This Isn't Right

This past week, the first week of the regular baseball season, the Tigers were swept by the Royals.

The Tigers. Were swept. By the Royals.


The Tigers. Were swept. By the
Royals.

THE TIGERS. WERE SWEPT. BY THE ROYALS.


Now, let's face it. Over the past 2-3 years, the Royals have been slowly climbing out of the basement of futility. They've got a few solid hitters and pitchers who have found their form lately and have been trying to build something around them. This actually has little to do with the Royals at all.
No, wait. It has a little to do with them:
"In spring training this year, we had the will to get better -- a conscious effort to play the right way," catcher John Buck said. "It's carried over now against Verlander. If you can continue to have good at-bats against him, you can tire him out."
I'm not about to analyze whether the Royals are in Verlander's head. I hope not. I do think that there's a mental problem here, which I'll address in a second. But what I really want to focus on is Buck's first line, where he talks about "the will to get better" and "a conscious effort to play the right way." You know who that sounds like? The Tigers circa 2006. Remember them? They went to the World Series that year. Even after their season was spoiled by the...crap...Royals. That year, the Royals were terrible. And up until their last six games against each other, the Tigers owned them. But up until their collapse at the end of that season, the Tigers were the ones willing themselves to get better and making conscious efforts to play the right way. And doing that saw them in 1st in the Central for most of the season, it helped them dominate the first two rounds of the postseason. This season so far, it's a different story:
"You look good if you've got your concentration level where it's supposed to be and your relaxation level where it's supposed to be," Leyland said. "I think those are the two most important ingredients in playing the game.

"We don't look like we're relaxed, and we don't look like we're concentrating very good. And that goes back to me. That's just the way it is."

I'm sure that Leyland will help get these guys focused. I'm not going to declare that the sky is falling after the first week. But look at what Leyland mentions here and elsewhere in the article: mental issues. Not being tough enough, not being relaxed enough, lazy at-bats, lack of concentration. Not many signs of the will to get better and play the right way.
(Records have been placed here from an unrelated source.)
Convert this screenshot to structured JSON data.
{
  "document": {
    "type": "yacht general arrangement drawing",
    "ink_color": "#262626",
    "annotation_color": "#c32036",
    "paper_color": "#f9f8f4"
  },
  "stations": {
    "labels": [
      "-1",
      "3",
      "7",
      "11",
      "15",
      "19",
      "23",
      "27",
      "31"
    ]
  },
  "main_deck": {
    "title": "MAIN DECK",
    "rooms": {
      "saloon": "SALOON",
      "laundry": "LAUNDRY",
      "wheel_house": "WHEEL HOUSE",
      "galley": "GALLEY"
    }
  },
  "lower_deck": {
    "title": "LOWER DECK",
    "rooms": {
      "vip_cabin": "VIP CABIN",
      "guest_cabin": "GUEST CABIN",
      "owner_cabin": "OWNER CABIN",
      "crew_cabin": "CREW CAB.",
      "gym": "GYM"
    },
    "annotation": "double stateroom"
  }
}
And yesterday, WGN showed their game against the White Sox. Today their game is on Fox. Tomorrow night their game is on ESPN. I watched the game yesterday until it seemed certain that Jenks was going to keep them from rallying and getting that first win. So they still haven't won in 2008, not with crappy pitching and not with half-hearted batting. The bats, at least, showed the most life that we've seen so far. That's good until one realizes that one of the Tigers' stars yesterday was Clete Thomas, a AA guy who was only out there because Curtis Granderson is hurt. It wasn't Pudge or Ordonez or Cabrera (although Cabrera's starting to wake up)...it was some guy named Clete.

You know, I resisted making this comparison, but I think I'll at least throw it out there. The Tigers, with their high payroll full of blockbuster offseason trades, mediocre pitching, and lineup that should be the second coming of Murderer's Row...you know who that reminds me of?

The New York Yankees. Excuse me while I throw up in my mouth.

Okay, I'm back. Yeah, those damn Yankees. The Yankees who go out and buy themselves a team every year and just assume that they'll go win it all. The Yankees who despite that philosophy actually haven't won anything since 2000. I didn't want to make that comparison, but when the Tigers picked up Renteria, and then Cabrera and Willis, and then Jacque Jones...it started to smell to me more and more like we were buying a team. And that worried me, because the other team I know who does this has only gotten so far with it. But at least they've won a game or two.

The Yankees have the confidence to do that, probably because they just look down at their uniforms and say, "Oh yeah, we're the Yankees." For some reason, the Tigers are having a mental block so far and haven't found their own swagger.

It's still only the first week in April, so to declare the season over would be overdramatic. But Detroit needs a bullpen. They need some relaxed starters. They need relaxed, confident, aggressive "Oh yeah, we're the Tigers"-type hitting.

They should probably keep Clete, too.